Lulu is a fascinating character and whether or not we sympathise with her despite her wicked and manipulative ways is questionable. Within the opera she’s all things to all men – each male character calls her by a different name – and before we even meet her she’s described as a snake. In fact none of the characters in this opera are particularly likeable, and you could see that as being because Lulu brings out the worst in them or think of her as simply the most developed of this unsavoury bunch. Her story has a neat and unfortunate symmetry: in the first half of the opera she climbs the social ladder and in the second she descends it, culminating in her death at the hands of Jack the Ripper. Berg reflects this symmetry in various ways, including having singers whose characters Lulu kills off come back in other roles, taking revenge by proxy. Musical symmetry is at its most intense in the central Filmmusik section – a film is shown in the middle of the opera, depicting Lulu’s arrest, trial, imprisonment, scheming and escape – which is palindromic, i.e. the second half is the same as the first in reverse.

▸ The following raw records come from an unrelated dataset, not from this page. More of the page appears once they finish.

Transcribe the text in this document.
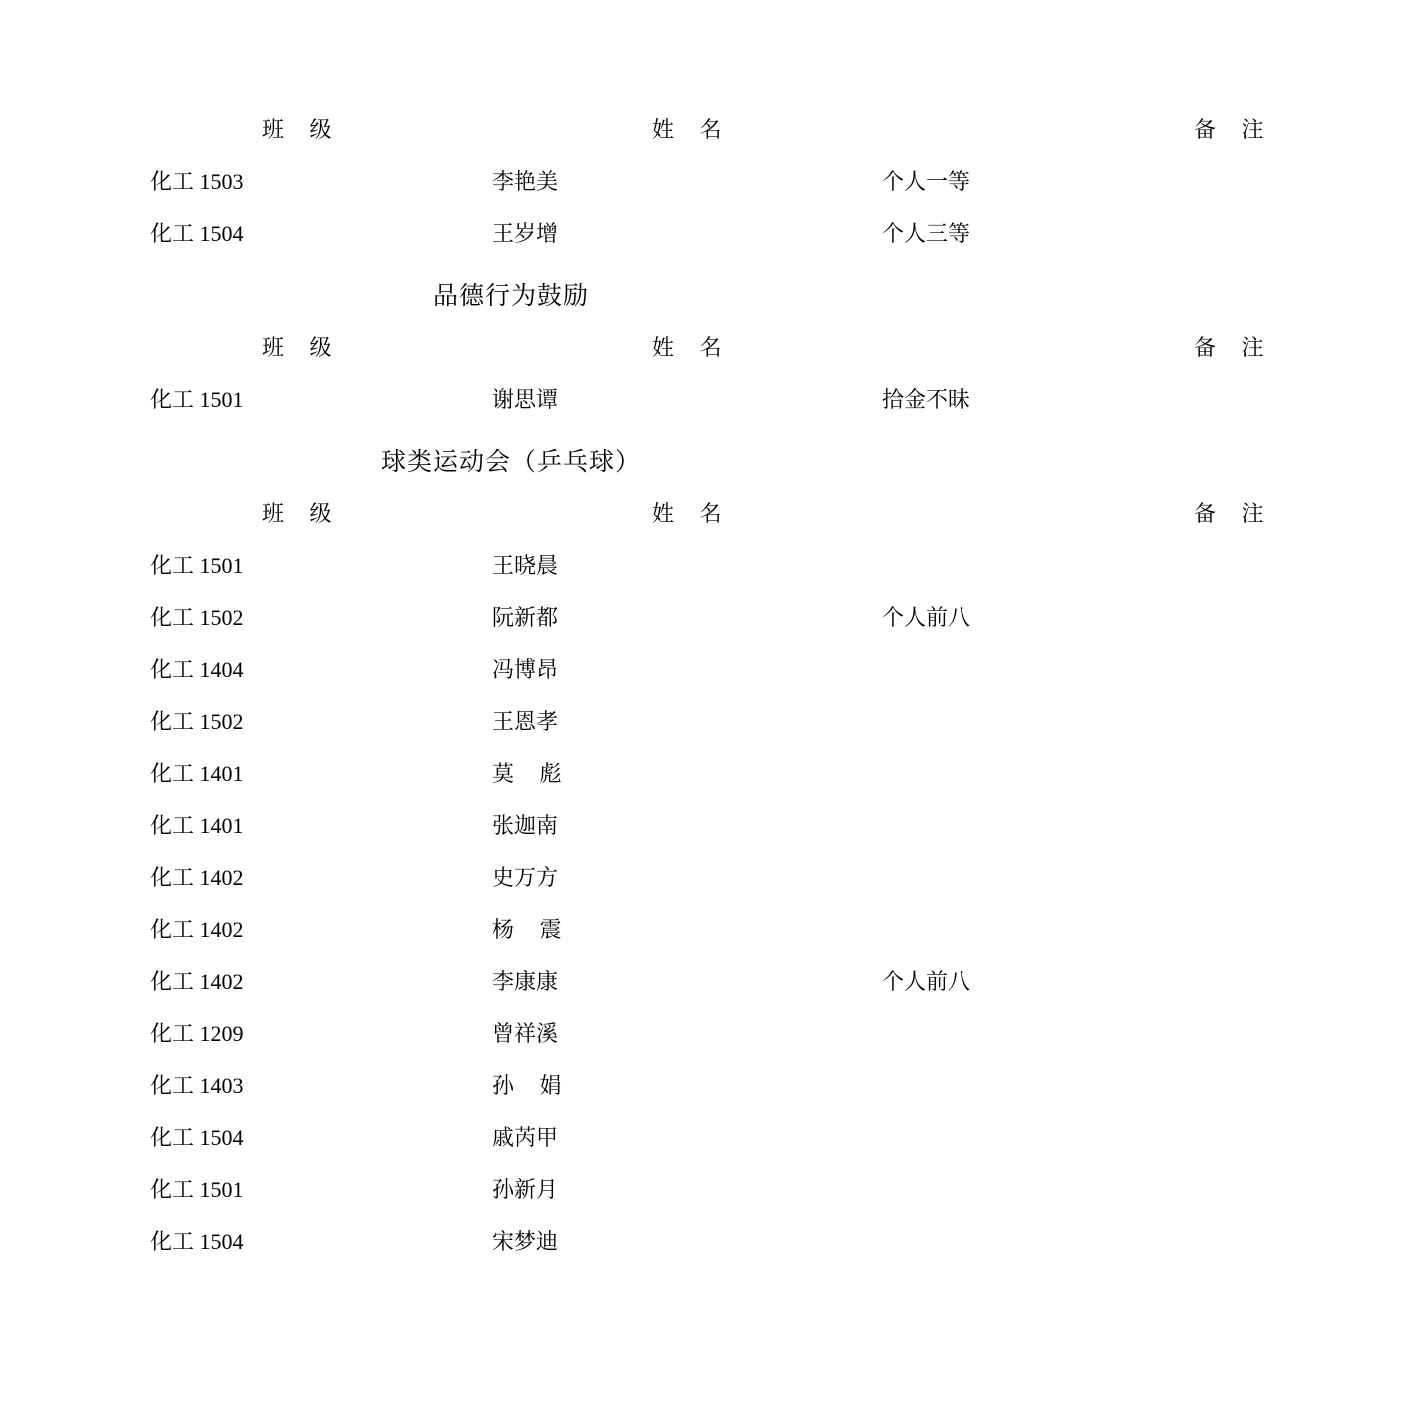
班 级	姓 名	备 注
化工 1503	李艳美	个人一等
化工 1504	王岁增	个人三等
品德行为鼓励
班 级	姓 名	备 注
化工 1501	谢思谭	拾金不昧
球类运动会（乒乓球）
班 级	姓 名	备 注
化工 1501	王晓晨	
化工 1502	阮新都	个人前八
化工 1404	冯博昂	
化工 1502	王恩孝	
化工 1401	莫 彪	
化工 1401	张迦南	
化工 1402	史万方	
化工 1402	杨 震	
化工 1402	李康康	个人前八
化工 1209	曾祥溪	
化工 1403	孙 娟	
化工 1504	戚芮甲	
化工 1501	孙新月	
化工 1504	宋梦迪	
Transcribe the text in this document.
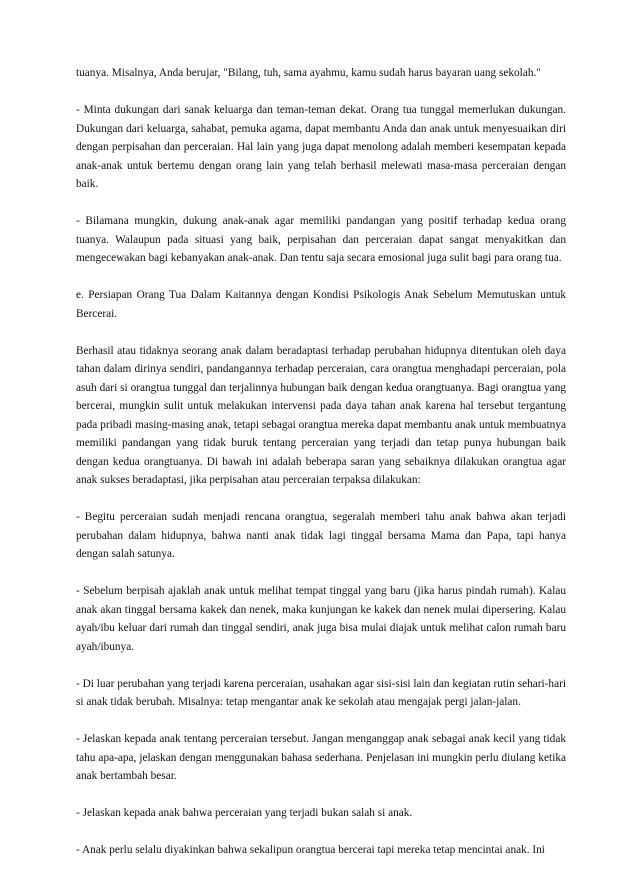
tuanya. Misalnya, Anda berujar, "Bilang, tuh, sama ayahmu, kamu sudah harus bayaran uang sekolah."

- Minta dukungan dari sanak keluarga dan teman-teman dekat. Orang tua tunggal memerlukan dukungan. Dukungan dari keluarga, sahabat, pemuka agama, dapat membantu Anda dan anak untuk menyesuaikan diri dengan perpisahan dan perceraian. Hal lain yang juga dapat menolong adalah memberi kesempatan kepada anak-anak untuk bertemu dengan orang lain yang telah berhasil melewati masa-masa perceraian dengan baik.

- Bilamana mungkin, dukung anak-anak agar memiliki pandangan yang positif terhadap kedua orang tuanya. Walaupun pada situasi yang baik, perpisahan dan perceraian dapat sangat menyakitkan dan mengecewakan bagi kebanyakan anak-anak. Dan tentu saja secara emosional juga sulit bagi para orang tua.

e. Persiapan Orang Tua Dalam Kaitannya dengan Kondisi Psikologis Anak Sebelum Memutuskan untuk Bercerai.

Berhasil atau tidaknya seorang anak dalam beradaptasi terhadap perubahan hidupnya ditentukan oleh daya tahan dalam dirinya sendiri, pandangannya terhadap perceraian, cara orangtua menghadapi perceraian, pola asuh dari si orangtua tunggal dan terjalinnya hubungan baik dengan kedua orangtuanya. Bagi orangtua yang bercerai, mungkin sulit untuk melakukan intervensi pada daya tahan anak karena hal tersebut tergantung pada pribadi masing-masing anak, tetapi sebagai orangtua mereka dapat membantu anak untuk membuatnya memiliki pandangan yang tidak buruk tentang perceraian yang terjadi dan tetap punya hubungan baik dengan kedua orangtuanya. Di bawah ini adalah beberapa saran yang sebaiknya dilakukan orangtua agar anak sukses beradaptasi, jika perpisahan atau perceraian terpaksa dilakukan:

- Begitu perceraian sudah menjadi rencana orangtua, segeralah memberi tahu anak bahwa akan terjadi perubahan dalam hidupnya, bahwa nanti anak tidak lagi tinggal bersama Mama dan Papa, tapi hanya dengan salah satunya.

- Sebelum berpisah ajaklah anak untuk melihat tempat tinggal yang baru (jika harus pindah rumah). Kalau anak akan tinggal bersama kakek dan nenek, maka kunjungan ke kakek dan nenek mulai dipersering. Kalau ayah/ibu keluar dari rumah dan tinggal sendiri, anak juga bisa mulai diajak untuk melihat calon rumah baru ayah/ibunya.

- Di luar perubahan yang terjadi karena perceraian, usahakan agar sisi-sisi lain dan kegiatan rutin sehari-hari si anak tidak berubah. Misalnya: tetap mengantar anak ke sekolah atau mengajak pergi jalan-jalan.

- Jelaskan kepada anak tentang perceraian tersebut. Jangan menganggap anak sebagai anak kecil yang tidak tahu apa-apa, jelaskan dengan menggunakan bahasa sederhana. Penjelasan ini mungkin perlu diulang ketika anak bertambah besar.

- Jelaskan kepada anak bahwa perceraian yang terjadi bukan salah si anak.

- Anak perlu selalu diyakinkan bahwa sekalipun orangtua bercerai tapi mereka tetap mencintai anak. Ini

This symmetry is incorporated into Wolfthal’s paraphrase. The Filmmusik sits in the middle, flanked on either side by Alwa (the male lead)’s love music, which in both instances is interrupted by the Ragtime music. The paraphrase begins with a variation on the music heard when Lulu first appears and ends with a section from the Lied der Lulu that sets the line, “I have never tried to appear anything other than that what I am taken for, and no one has ever taken me for anything other than what I am.” An extraordinary text, given the way Lulu’s manipulation of others is the very thing that creates the conditions for her abuse by them.

Wolfthal decided which bits of the opera to transcribe by trying them out at the piano and seeing what would work – and it was by this process that he ended up with lots of Alwa’s music. So Lulu Fantasy became partly a portrait of Alwa, which is uncannily fitting since Alwa is a composer (he is also viewed by many as Berg’s means of inserting his own point of view into the opera). The Ragtime music is written by Alwa for Lulu, and the way Wolfthal features it in this paraphrase gives it much more weight than when we hear it – briefly and in the background – in the opera. Wolfthal is American and when I talked the piece through with him he told me that among Berg’s possessions was a book on how to write Ragtime music – so Wolfthal’s foregrounding of the ‘Rag’ (“the real American folksong,” as Ira Gershwin had it) makes Lulu Fantasy in some ways a particularly American paraphrase. Another way in which this is so is that in moving from one section to another Wolfthal often uses metric modulation (where one rhythm and meter slips seamlessly into another), recalling the great American composer Elliott Carter, to whom Lulu Fantasy is dedicated.

I was very grateful to the City of London Festival who allowed me to programme this work. It seemed a particularly apt if slightly sinister place to play it, only a mile or so from Whitechapel, where Jack the Ripper’s murders – including his fictional one of Lulu, presumably – occurred.